Cloud Computing and Advanced Relationship Analytics

Bookmark and Share

There is a wealth of information, connections and relationships within the terabytes and petabytes of data being collected by organizations on distributed cloud platforms. Utilizing these complex, multi-dimensional relationships will be the key to developing systems to perform advanced relationship analysis. From predictive analytics to the next generation of business intelligence, "walking" the social and professional graphs will be critical to the success of these endeavors.

Most applications and data layers today are only capable of simple analytics, finding out who-did-what or who-bought-what. Advanced analytics yields far more knowledge at a much deeper level, understanding who, where, what, how and why - right now. 

Google, Yahoo and other leaders in online and personalized services are looking to use complex, multi-dimensional graph data to improve everything they do - from supporting vast indexes and catalogs of content, to providing the best value and return to their advertising users. Graph technology offers a superior solution for relationship analytics requirements, enabling organizations to traverse any number and complexity of relationships in virtually any amount of distributed data, from any number of sources and types, in near real-time, and on the same commodity hardware obtained  through cloud computing platform providers.

Solve the problem.

The NoSQL (or "not only SQL") movement is defined by a simple premise: Use the solution that best suits the problem and objectives. If the data structure is more appropriately accessed through key-value pairs, then the best solution is likely a dedicated key-value pair database. If the objective is to quickly find connections within data containing objects and relationships, then the best solution is a graph database that can get results without any need for translation (Object/Relational mapping). Today's availability of numerous technologies that finally support this simple premise are helping to simplify the application environment and enable solutions that actually exceed the requirements, while also supporting performance and scalability objectives far into the future.
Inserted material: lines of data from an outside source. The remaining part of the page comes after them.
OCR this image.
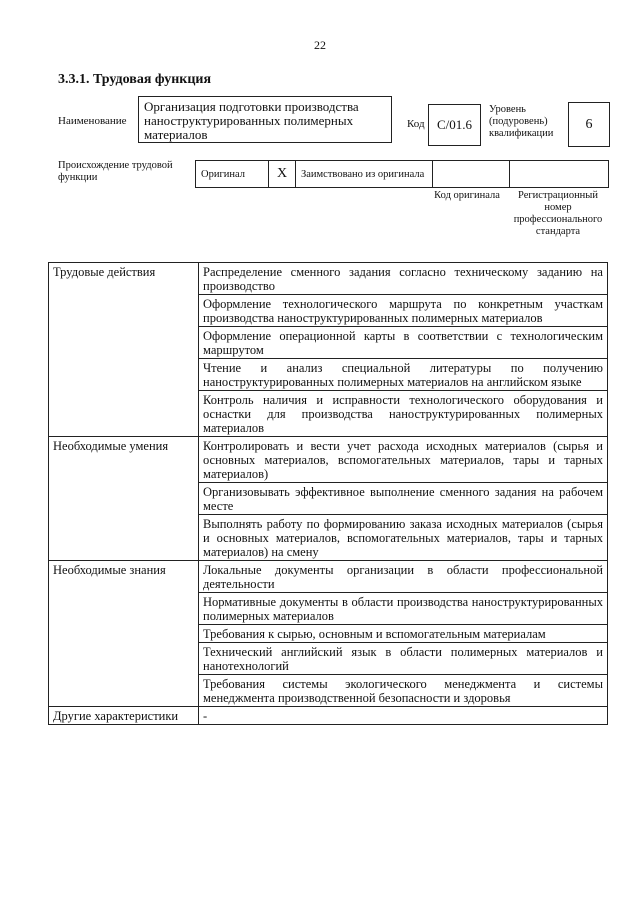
22
3.3.1. Трудовая функция
Наименование
Организация подготовки производства наноструктурированных полимерных материалов
Код С/01.6
Уровень (подуровень) квалификации
6
Происхождение трудовой функции	Оригинал	X	Заимствовано из оригинала		
Код оригинала	Регистрационный номер профессионального стандарта
Трудовые действия	Распределение сменного задания согласно техническому заданию на производство
	Оформление технологического маршрута по конкретным участкам производства наноструктурированных полимерных материалов
	Оформление операционной карты в соответствии с технологическим маршрутом
	Чтение и анализ специальной литературы по получению наноструктурированных полимерных материалов на английском языке
	Контроль наличия и исправности технологического оборудования и оснастки для производства наноструктурированных полимерных материалов
Необходимые умения	Контролировать и вести учет расхода исходных материалов (сырья и основных материалов, вспомогательных материалов, тары и тарных материалов)
	Организовывать эффективное выполнение сменного задания на рабочем месте
	Выполнять работу по формированию заказа исходных материалов (сырья и основных материалов, вспомогательных материалов, тары и тарных материалов) на смену
Необходимые знания	Локальные документы организации в области профессиональной деятельности
	Нормативные документы в области производства наноструктурированных полимерных материалов
	Требования к сырью, основным и вспомогательным материалам
	Технический английский язык в области полимерных материалов и нанотехнологий
	Требования системы экологического менеджмента и системы менеджмента производственной безопасности и здоровья
Другие характеристики	-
Cloud computing has adopted a broad variety of NoSQL technologies to support these leading-edge requirements. By using solutions designed to support specific tasks and requirements, organizations can more easily achieve often significant reductions in complexity and costs associated with their systems. And by using more targeted and capable components, these systems are also able to achieve even greater levels of performance and scalability.

Graph databases may be the most important part of the No SQL movement.

Graph databases typically solve problems related to complexity of data, while key-value and column-store solutions seek to address common issues encountered as data volumes grow in size. The technology can address both the complexity and scalability requirements to give users the best of both worlds, managing complex and big data.

Graph data is represented by nodes or vertices and edges, where any node could be connected to any number of other nodes via the edges between them.

Graph database technologies can support rapid traversal of these edges to get results in a matter of seconds (or less). Because the data is persisted where relationships are first class citizens, performance is no longer an issue. But when this type of work is done in a relational database or key-value environment, there are very expensive constraints and limitations to performance. And, of course, if the graph database architecture is distributed, then scalability limits are also addressed very nicely.

As social media, personalized web and advertising services, business intelligence and organizations in other spaces understand the importance of the deeper relationships within their data, their success in utilizing this information will depend on the technology. Trying to scale out graph data and relationship analysis using relational technology is simply not the answer. In addition, the complex custom code, high-end server hardware, map reduce layers, and administration overhead required to support these architectures can significantly increase costs and overhead. 

The days of compromising requirements to support centralized database server architectures or relational systems that simply aren't designed to solve some problems, are over. Today, there are other options and solutions.